Lors de sa visite, Mme Bachelet s’est d’abord rendue en Ituri, deux semaines après la publication par son Bureau d’un rapport décrivant les crimes de guerre et crimes contre l'humanité perpétrés dans cette province au cours des deux dernières années, principalement par un groupe armé Lendu, qui a pris pour cible la communauté voisine Hema. Cette dernière, dans sa majorité, s’est jusqu’ici abstenue de lancer des représailles.

Le conflit entre les Lendu et les Hema est l'un des nombreux conflits que connait actuellement la RDC, y compris dans d'autres parties de l'Ituri, et dans le Nord-Kivu et Sud-Kivu. Parmi les groupes armés impliqués, on compte notamment les Forces démocratiques alliées (ADF), qui depuis plusieurs années commettent de nombreux abus, ainsi que des divers groupes locaux connus sous le nom de Maï Maï, dont certains ont attaqué des centres de santé destinés à la lutte contre l'épidémie de maladie à virus Ebola qui sévit dans la région.

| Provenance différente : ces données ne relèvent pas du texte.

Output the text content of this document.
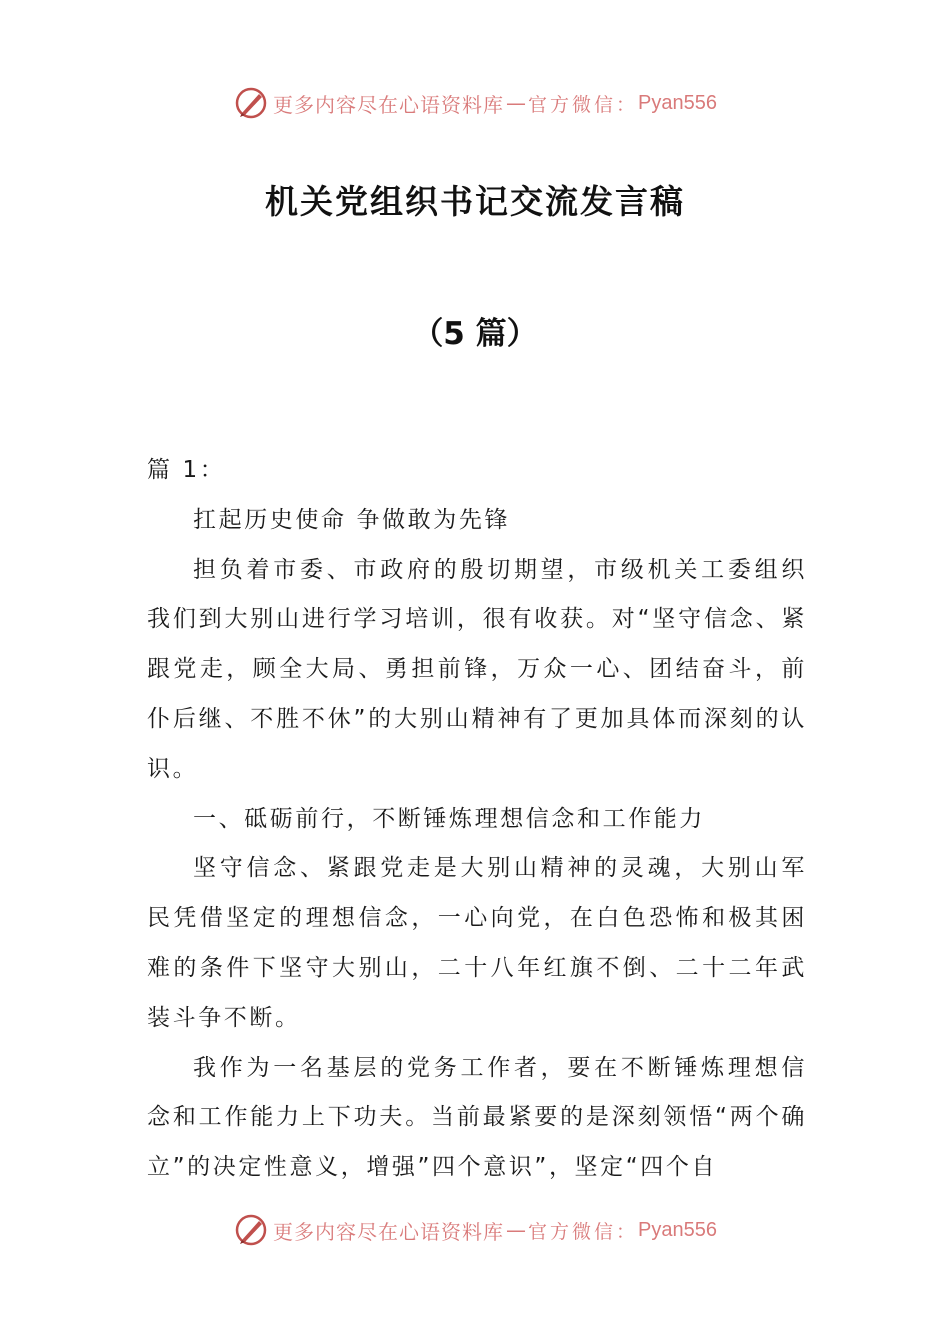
更多内容尽在心语资料库 — 官方微信： Pyan556
机关党组织书记交流发言稿
（5 篇）

篇 1：

扛起历史使命 争做敢为先锋

担负着市委、市政府的殷切期望，市级机关工委组织我们到大别山进行学习培训，很有收获。对“坚守信念、紧跟党走，顾全大局、勇担前锋，万众一心、团结奋斗，前仆后继、不胜不休”的大别山精神有了更加具体而深刻的认识。

一、砥砺前行，不断锤炼理想信念和工作能力

坚守信念、紧跟党走是大别山精神的灵魂，大别山军民凭借坚定的理想信念，一心向党，在白色恐怖和极其困难的条件下坚守大别山，二十八年红旗不倒、二十二年武装斗争不断。

我作为一名基层的党务工作者，要在不断锤炼理想信念和工作能力上下功夫。当前最紧要的是深刻领悟“两个确立”的决定性意义，增强”四个意识”，坚定“四个自

更多内容尽在心语资料库 — 官方微信： Pyan556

« J'ai décidé de me rendre en Ituri, car la situation dans cette région reçoit généralement moins d'attention que les développements dans les deux Kivus », a souligné Mme Bachelet. « Et les abus dont les Hema font l’objet sont horribles ». 

Une telle situation pourrait déclencher un conflit beaucoup plus important, de l’ampleur de la dévastatrice « guerre d'Ituri » entre 1999 et 2003, qui a coûté la vie à des dizaines de milliers de personnes. On compte au total près de 1,1 million de personnes déplacées en Ituri, dont environ 500.000 personnes ayant fui le conflit qui oppose les Lendu et les Hema.

La RDC, dans son ensemble, compte actuellement quelque 5,3 millions de déplacés internes, dont beaucoup vivent dans des conditions déplorables. Pourtant, les agences humanitaires des Nations unies qui travaillent à atténuer les effets des nombreuses crises qui touchent le pays n'ont reçu que 44% de leur appel de fonds en 2019.

« J’exhorte les donateurs à accroître leur soutien cette année », a déclaré Mme Bachelet. « J'ai visité un certain nombre de camps de personnes déplacées dans le passé, mais je n'avais jamais vu de conditions similaires à celles que j'ai vues en Ituri », a-t-elle dit. « Il y a comme une banalisation des atrocités et des violences sexuelles, et une acceptation de la pauvreté et des privations, avec un effet dévastateur pour la population ».

Dans la capitale congolaise Kinshasa, la Haut-Commissaire a rencontré notamment le Président Félix Tshisekedi et d’autres acteurs politiques et de la société civile.

Parmi les nombreuses questions abordées ont figuré les énormes défis économiques et sociaux auxquels est confronté un pays aussi vaste que la RDC, avec une des plus fortes démographies d'Afrique, et qui est classé au 179ème rang mondial dans le Rapport sur le développement humain 2019.

Si l'épidémie de maladie à virus Ebola a suscité un intérêt et des financements internationaux importants, d'autres urgences médicales—notamment le choléra et une épidémie de rougeole qui a fait plus de 6.000 victimes en 2019 (deux fois plus que l’Ebola) et infecté plus de 300.000 personnes dans les 26 provinces de la RDC— ont attiré peu d'attention ou de financements.